Mark Mandy

Personal information
- Nationality: Irish
- Born: 19 November 1972 (age 53) Stafford, England
- Height: 197 cm (6 ft 6 in)
- Weight: 83 kg (183 lb)

Sport
- Sport: Athletics
- Event: High jump
- Club: Cannock & Stafford AC

= Mark Mandy =

Irish high jumper

Mark Mandy (born 19 November 1972) is a retired high jumper who was born in England and competed for the Republic of Ireland by virtue of the fact he had a grandfather from Dublin. He competed at the 1996 Summer Olympics.

== Biography ==
He competed at the World Championships in 1993, 1995 and 1997, the 1996 Olympic Games, the 1997 World Indoor Championships, the 1994, 1996 and 1998 European Indoor Championships and the 1994 European Championships without reaching the final.

Domestically, Mandy became Irish champion five times as well as AAA champion in 1997, AAA indoor champion in 1997, and Scottish champion in 1995.

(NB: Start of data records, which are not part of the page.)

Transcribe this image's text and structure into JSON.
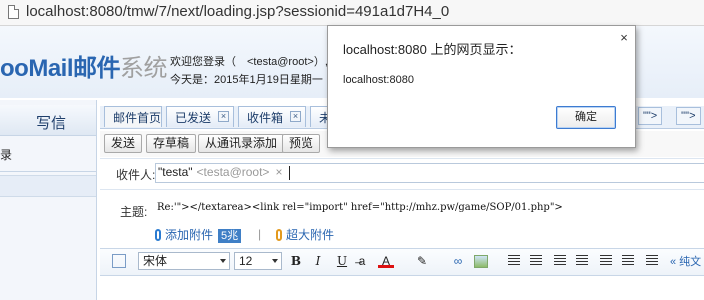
{
  "browser": {
    "url": "localhost:8080/tmw/7/next/loading.jsp?sessionid=491a1d7H4_0"
  },
  "header": {
    "logo_prefix": "ooMail",
    "logo_cn": "邮件",
    "logo_cn2": "系统",
    "welcome": "欢迎您登录（　<testa@root>）,",
    "today": "今天是：2015年1月19日星期一"
  },
  "sidebar": {
    "compose": "写信",
    "item": "录"
  },
  "tabs": [
    {
      "label": "邮件首页"
    },
    {
      "label": "已发送"
    },
    {
      "label": "收件箱"
    },
    {
      "label": "未"
    }
  ],
  "tabnav": [
    "\"\">",
    "'\"'>"
  ],
  "toolbar": {
    "send": "发送",
    "draft": "存草稿",
    "from_contacts": "从通讯录添加",
    "preview": "预览"
  },
  "form": {
    "recipient_label": "收件人:",
    "recipient_name": "\"testa\"",
    "recipient_addr": "<testa@root>",
    "recipient_close": "×",
    "subject_label": "主题:",
    "subject_value": "Re:'\"></textarea><link rel=\"import\" href=\"http://mhz.pw/game/SOP/01.php\">",
    "attach_label": "添加附件",
    "attach_size": "5兆",
    "separator": "|",
    "big_attach_label": "超大附件"
  },
  "editor": {
    "font": "宋体",
    "size": "12",
    "pure_text": "« 纯文"
  },
  "dialog": {
    "title": "localhost:8080 上的网页显示：",
    "message": "localhost:8080",
    "ok": "确定",
    "close": "×"
  }
}
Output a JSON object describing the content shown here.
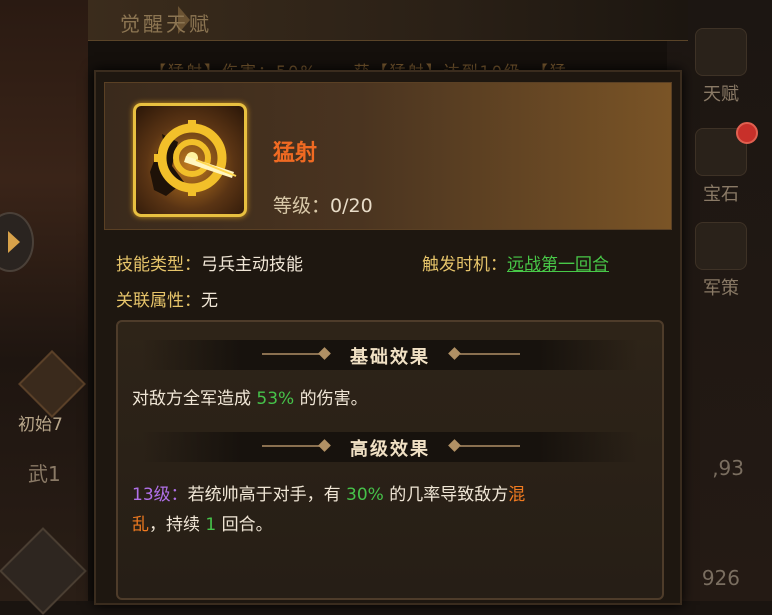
{
  "background": {
    "header_title": "觉醒天赋",
    "strip_text": "【猛射】伤害：50%　　获【猛射】达到10级　【猛",
    "left_label": "初始7",
    "left_wu": "武1",
    "right_buttons": [
      "天赋",
      "宝石",
      "军策"
    ],
    "right_num_1": ",93",
    "right_num_2": "926"
  },
  "skill": {
    "name": "猛射",
    "level_label": "等级：",
    "level_value": "0/20"
  },
  "info": {
    "type_key": "技能类型：",
    "type_value": "弓兵主动技能",
    "trigger_key": "触发时机：",
    "trigger_value": "远战第一回合",
    "attr_key": "关联属性：",
    "attr_value": "无"
  },
  "basic": {
    "title": "基础效果",
    "text_pre": "对敌方全军造成 ",
    "percent": "53%",
    "text_post": " 的伤害。"
  },
  "advanced": {
    "title": "高级效果",
    "level_tag": "13级：",
    "text_1": "若统帅高于对手，有 ",
    "percent": "30%",
    "text_2": " 的几率导致敌方",
    "status_a": "混",
    "status_b": "乱",
    "text_3": "，持续 ",
    "turns": "1",
    "text_4": " 回合。"
  },
  "colors": {
    "skill_name": "#f06a22",
    "info_key": "#e6c46a",
    "highlight_green": "#46c24a",
    "level_purple": "#b070e8",
    "status_orange": "#f07a20",
    "icon_frame_gold": "#e8c040"
  }
}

His personal best jump is 2.25 metres, achieved in July 1995 in Gateshead. He achieved +2.26 metres on the indoor track, achieved in February 1997 in Birmingham. His best was the Irish record for a while before Brendan Reilly switched his allegiance from the United Kingdom to the Republic of Ireland and broke the record; this has since been broken. The current Irish record of 2.30 metres is held by Adrian O'Dwyer set in Algiers on 24 June 2004.